I wrote this as a comment on an interview with Paul Krugman. I tend to agree with almost all he says, but I think he concentrates too much on the financial aspect of economics and not enough on production and the relationship that this has on international trade. And I think that international trade, and whether it’s balanced or whether it is in the positive (more sales than purchases) or negative state, is the key to a nation’s prosperity. With a positive balance of trade, all of a nation’s excess labor is put to production; with negative trade balances, the nation moves toward unemployment. It’s a fact that nations possess excess labor; it takes only a relative small number of people, with machines and efficient fabrication and production of commodities, to produce all the goods and services a nation needs. If the excess is forced into this production of domestic necessities, competition forces prices to fall, so overall there’s no benefit for the domestic economy. More people, but less domestic wealth.

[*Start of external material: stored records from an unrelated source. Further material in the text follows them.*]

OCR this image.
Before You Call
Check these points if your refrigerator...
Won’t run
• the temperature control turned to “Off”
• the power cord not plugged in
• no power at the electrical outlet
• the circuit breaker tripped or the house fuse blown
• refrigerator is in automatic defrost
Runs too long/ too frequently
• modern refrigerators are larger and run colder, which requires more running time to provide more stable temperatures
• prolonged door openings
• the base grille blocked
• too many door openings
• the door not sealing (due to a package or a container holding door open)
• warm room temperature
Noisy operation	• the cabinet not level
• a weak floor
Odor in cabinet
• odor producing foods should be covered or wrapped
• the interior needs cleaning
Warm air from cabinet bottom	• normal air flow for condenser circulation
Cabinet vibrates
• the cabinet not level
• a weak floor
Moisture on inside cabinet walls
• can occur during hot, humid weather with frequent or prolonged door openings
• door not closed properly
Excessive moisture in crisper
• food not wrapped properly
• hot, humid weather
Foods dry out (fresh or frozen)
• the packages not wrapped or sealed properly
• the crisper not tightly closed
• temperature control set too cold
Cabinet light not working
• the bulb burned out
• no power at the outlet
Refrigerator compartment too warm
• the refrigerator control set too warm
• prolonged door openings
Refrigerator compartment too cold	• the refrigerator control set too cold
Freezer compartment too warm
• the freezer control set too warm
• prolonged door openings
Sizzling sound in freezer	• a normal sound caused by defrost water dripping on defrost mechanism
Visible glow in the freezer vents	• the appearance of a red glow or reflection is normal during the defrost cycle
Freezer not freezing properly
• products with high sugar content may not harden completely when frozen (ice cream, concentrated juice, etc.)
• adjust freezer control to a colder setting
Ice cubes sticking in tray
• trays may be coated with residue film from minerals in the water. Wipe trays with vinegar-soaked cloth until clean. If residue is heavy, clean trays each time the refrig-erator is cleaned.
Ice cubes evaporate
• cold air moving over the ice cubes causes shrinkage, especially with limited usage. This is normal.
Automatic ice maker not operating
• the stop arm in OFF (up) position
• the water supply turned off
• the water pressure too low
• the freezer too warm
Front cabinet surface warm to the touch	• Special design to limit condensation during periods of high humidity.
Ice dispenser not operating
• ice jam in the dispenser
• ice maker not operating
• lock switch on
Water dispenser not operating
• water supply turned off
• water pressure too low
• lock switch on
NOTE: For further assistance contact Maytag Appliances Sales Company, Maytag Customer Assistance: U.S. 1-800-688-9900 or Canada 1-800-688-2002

Here’s my reply to the Krugman interview:
Good discussion, and it’s probably a good book. But I think I need to argue with Mr Krugman about some of what he’s said. He’s only got a Nobel and writes textbooks for economics classes; what does he know? 😉
I’ve thought, and have written a couple of times, that we in the USA are actually in a state of economic depression and have been for years. Recession and depression are, as Krugman says, essentially the same except for degree and duration. I’ve concluded that we entered a depression before the recent Great Recession but managed to make it seem less severe by borrowing and spending. Deficit spending by government, supported by borrowing, has been continuous. Even during the Clinton presidency, when the economy ran a ‘surplus’, borrowing increased; some of that went into the space program, a lot of it went to payouts to people through social support programs, some went to the military for weaponry and two wars. There were also a number of natural disasters that soaked up money. All of this was paid for with money that the nation didn’t have.
The non-government-based economy during this time was shrinking. A lot of industries went overseas; mining of such commodities as copper and iron went to South America and other places. Oil production nearly ceased here; what oil was left was too expensive to extract. Asia began to supply steel as well as manufactured products. American production workers lost their jobs. This loss of jobs wasn’t solely the result of Recession, but was a much longer process as finance became the dominant consideration in business. Finance doesn’t care where the products come from; production, and workers, was marginalized. Workers lost jobs, and except for government spending to prop up the economy, that economy would have shrunk much more.
Economic activity that produces products that can be traded internationally is sustainable. Economic activity based on continuous borrowing is not. It’s as simple as that.
If you’re selling internationally, money comes into the nation as well as going out. If you’re borrowing, money comes in, international goods come in, and money for those flows out; but nations who profit from selling us oil and copper and steel and manufactured goods can turn their profits around, buy US Treasury bonds, and then collect interest. Double whammy; even more money is now flowing out, the debt is rising constantly, the interest money to service that debt keeps getting larger, and so the whole house of cards begins to shake. We can no longer avoid facing the danger.
That much the people who favor reduction of the debt get right.
But a nation in depression or severe long-term recession can’t afford to stop paying out money. They can’t afford to stop borrowing. Lenders stop lending at some point. Nations, even the US, may be forced to default…or print money without the economic activity to back that money.
We’re the default backer of world trade, because the dollar is the international currency. If the US hits that wall, world trade collapses. In time, a new currency or basket of currencies can take the place of the dollar. But in the short term, the yuan and the yen and the euro and the pound all have problems of their own. There is no easy short term solution.
The bailout had to happen in some form, as did the Fed’s quantitative easing. But the bleeding sore remains under the bandaid: there aren’t enough good jobs to support the middle class, only very profitable jobs for the financials at the top and very poor jobs for those at the bottom. That latter class is growing, but it cannot possibly generate the economic surplus to fund the consumer economy. That lower class can’t afford to buy a house, or a new car, or a new TV; they have to keep the old ones. Many of them also had their own debt crises from credit cards; in effect, credit card companies provided their own ‘quantitative easiing’. People spend this year’s discretionary income last year or the year before. They’re still paying that off.
So the borrowing must continue for a while. But this time, to end the depression/recession, it must go to the real job creators in the form of middle class jobs to people who will buy things and pay taxes. People who are rebuilding infrastructure, roads and bridges and buildings and solar systems and power distribution nets; those are the ones who will really create jobs by creating demand for products. And most of those products need to be made here in the USA.
Do that, and the depression/recession will truly end.